Waldick pegou o microfone e, em vez de cantar, discursou acusando a rádio de ter lhe boicotado. Para comprovar afirmava que até o cantor que ele levou, anunciaram como se fosse violonista. Detalhe, os shows eram transmitidos pela emissora.

Ele gravou mais de 80 discos, gostava de cachaça e assumia que era briguento. Waldick Soriano, baiano de Caetité, curso primário, foi motorista de caminhão, garimpeiro e peão. Casou com uma mulher que antes era prostituta. Ficou viúvo. Reagia quando falavam que suas músicas são bregas: “Brega é cabaré, minhas músicas são românticas.”

Assistiu Durango Kid e, quando saiu do cinema, encomendou roupa igual à do cowboy. Pra completar, comprou óculos escuros, chapéu preto, um cavalo e foi desfilar na praça de Caetité. Vaiado por estudantes, reagiu “jogando” o cavalo em cima deles. Porém, nunca mais abandonou o traje preto.

Reação mais assustadora teve durante Quem tem medo da verdade (TV Record), programa sensacionalista onde artistas eram interrogados e julgados.
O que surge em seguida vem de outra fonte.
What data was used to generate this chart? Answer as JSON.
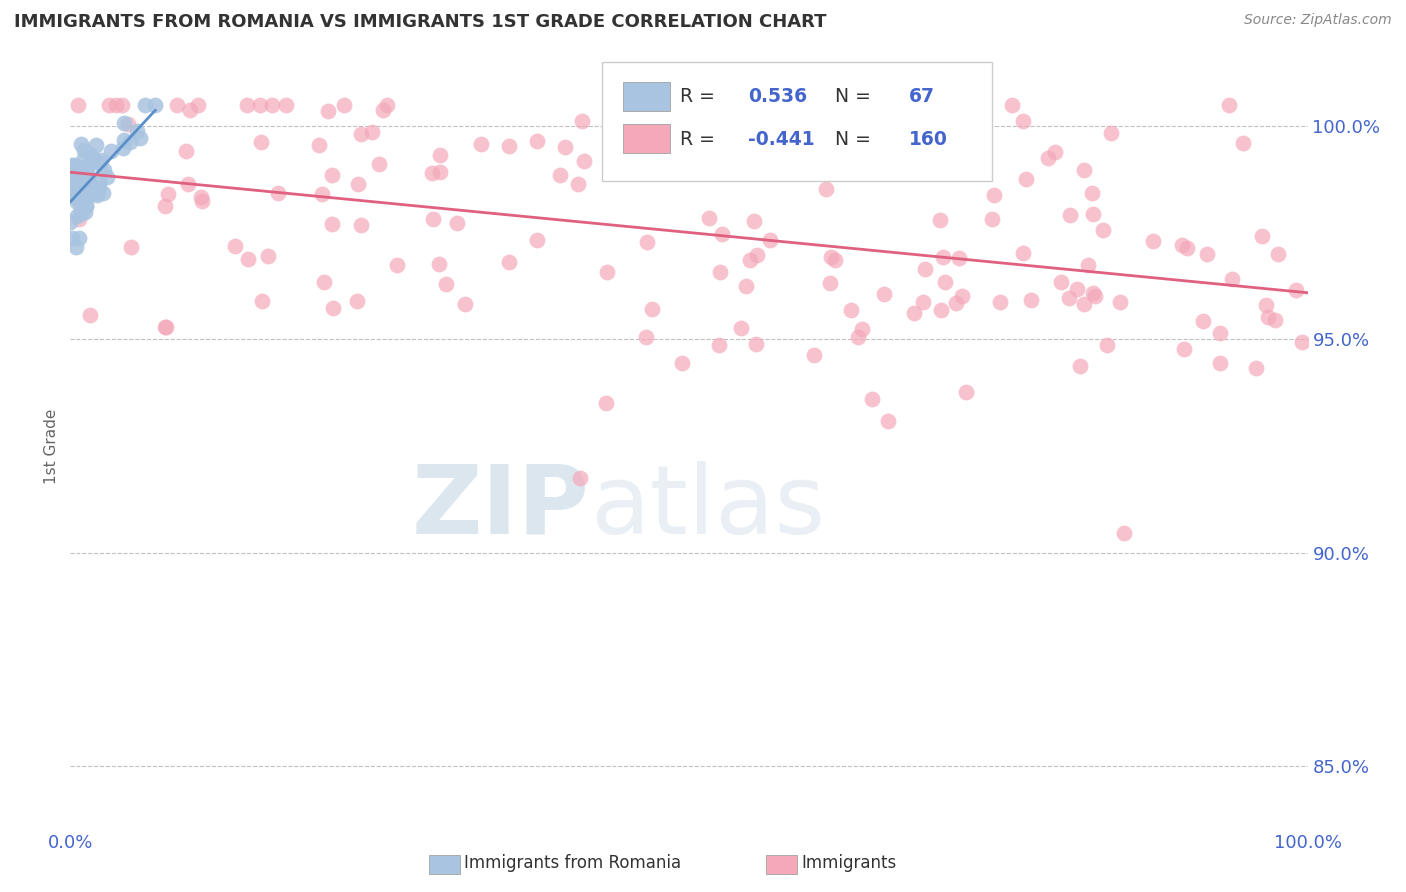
{
  "title": "IMMIGRANTS FROM ROMANIA VS IMMIGRANTS 1ST GRADE CORRELATION CHART",
  "source_text": "Source: ZipAtlas.com",
  "ylabel": "1st Grade",
  "y_tick_labels": [
    "85.0%",
    "90.0%",
    "95.0%",
    "100.0%"
  ],
  "y_tick_values": [
    0.85,
    0.9,
    0.95,
    1.0
  ],
  "xlim": [
    0.0,
    1.0
  ],
  "ylim": [
    0.835,
    1.015
  ],
  "legend_r_values": [
    "0.536",
    "-0.441"
  ],
  "legend_n_values": [
    "67",
    "160"
  ],
  "blue_color": "#a8c4e0",
  "pink_color": "#f4a8b8",
  "blue_line_color": "#5b8fc9",
  "pink_line_color": "#e06080",
  "title_color": "#333333",
  "axis_label_color": "#4466cc",
  "grid_color": "#c0c0c0",
  "background_color": "#ffffff",
  "blue_n": 67,
  "pink_n": 160,
  "watermark_color": "#d0e4f0",
  "watermark_alpha": 0.6
}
Quando participou, estavam também Agnaldo Rayol e Ângela Maria. Um padre o acusou de ter “deflorado várias meninas”. Waldick sacou o revólver e “deu um tiro” pra cima. Foi uma correria. As luzes foram apagadas e, quando acenderam, ele foi embora

Uma das suas apresentações em Itabuna foi no Cine Catalunha, no prédio onde funcionava a Rádio Difusora, da mesma família. Dias depois quis retornar. Mas o diretor da emissora, Hercílio Nunes, avaliou que não haveria público por causa do curto período entre o último e o próximo evento.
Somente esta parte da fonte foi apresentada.